Watching the legions of Michael Jackson fans make pilgrimages to and build cairns of flowers and stuffed toys at the Neverland Ranch in southern California, I can’t say I shared their sorrow exactly. I did sympathize: Boy, had I been there. When David Foster Wallace hanged himself at his own southern California home on September 12, 2008—that’s the closest I’ve ever been to crying over the death of someone I didn’t know. What roiled my emotions all the more was the now-too-late conviction that I’d betrayed Wallace.
DFW called himself a novelist, wanted to be remembered as a novelist, corresponded with novelists about the craft, labored for years over the 2.75 novels he managed to finish (the last 0.75 of which unfinished novels is being molded in a full 1.00 novel called The Pale King by editors at Little, Brown, his publishing company, at this very moment). But as of September 12, 2008, beyond the disappointing exception of a 3,209-word New Yorker story (“Good People”), I hadn’t read more than a few spare sentences of the fiction Wallace considered his life’s work.

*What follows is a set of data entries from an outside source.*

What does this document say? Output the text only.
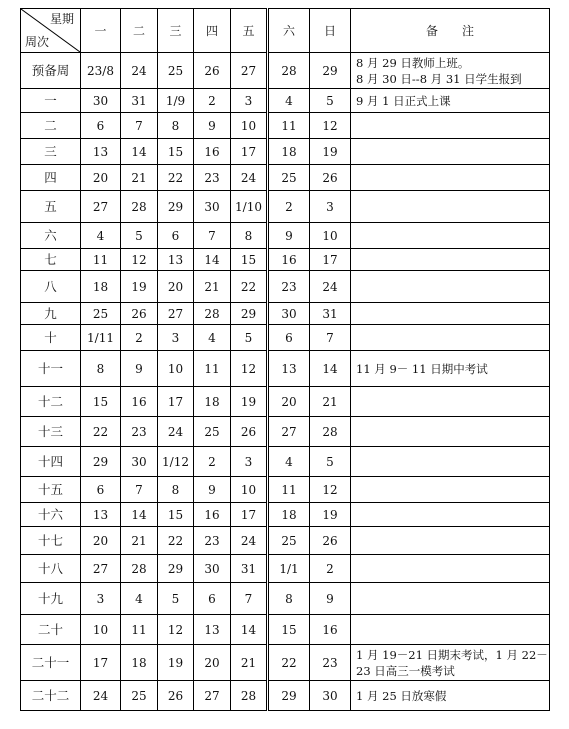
星期
周次	一	二	三	四	五	六	日	备 注
预备周	23/8	24	25	26	27	28	29	8 月 29 日教师上班。
8 月 30 日--8 月 31 日学生报到

一	30	31	1/9	2	3	4	5	9 月 1 日正式上课

二	6	7	8	9	10	11	12	
三	13	14	15	16	17	18	19	
四	20	21	22	23	24	25	26	
五	27	28	29	30	1/10	2	3	
六	4	5	6	7	8	9	10	
七	11	12	13	14	15	16	17	
八	18	19	20	21	22	23	24	
九	25	26	27	28	29	30	31	
十	1/11	2	3	4	5	6	7	
十一	8	9	10	11	12	13	14	11 月 9－ 11 日期中考试

十二	15	16	17	18	19	20	21	
十三	22	23	24	25	26	27	28	
十四	29	30	1/12	2	3	4	5	
十五	6	7	8	9	10	11	12	
十六	13	14	15	16	17	18	19	
十七	20	21	22	23	24	25	26	
十八	27	28	29	30	31	1/1	2	
十九	3	4	5	6	7	8	9	
二十	10	11	12	13	14	15	16	
二十一	17	18	19	20	21	22	23	1 月 19－21 日期末考试，1 月 22－
23 日高三一模考试

二十二	24	25	26	27	28	29	30	1 月 25 日放寒假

Instead, all the riffs on dictionaries and tennis and John McCain and porno award shows that I’d committed to memory practically (I don’t even play tennis), all the lines I quoted to uncomprehending family members and the pieces I forwarded incessantly to friends who never read them, were from magazine articles. I loved Wallace for journalistic essays—what in less polite terms novelists often refer to as hack work—that Wallace did for mercenary reasons, because an editor dangled a paycheck, and he was polite, and he needed money like the rest of us.
Now there’s no reason to think Wallace loathed writing nonfiction—it just wasn’t his passion. He aligned himself with Dostoevsky and Pynchon, not Capote and Talese, and there’s even scuttlebutt out there that he killed himself in despair over his unshapely mess of a last book and the pressure of never living up to, well, himself. I will read that last book when it comes out, for sure, and since last September I’ve decoded a fair number of his hermetic short stories and even committed a month to finishing (and I did finish!) all 1,079 pages of Infinite Jest, down to every last little cross-eyed footnote’s footnote. I felt less guilty after finishing, but yet finishing only reinforced what I’d suspected. When the Library of America editors get around to selecting a picture of the long-haired, bandana-ed, tobacco-cheeked Wallace for its 2050 catalogues, they’re not going to spotlight his fiction in this first volume. It’ll be the nonfiction he composed during spare hours.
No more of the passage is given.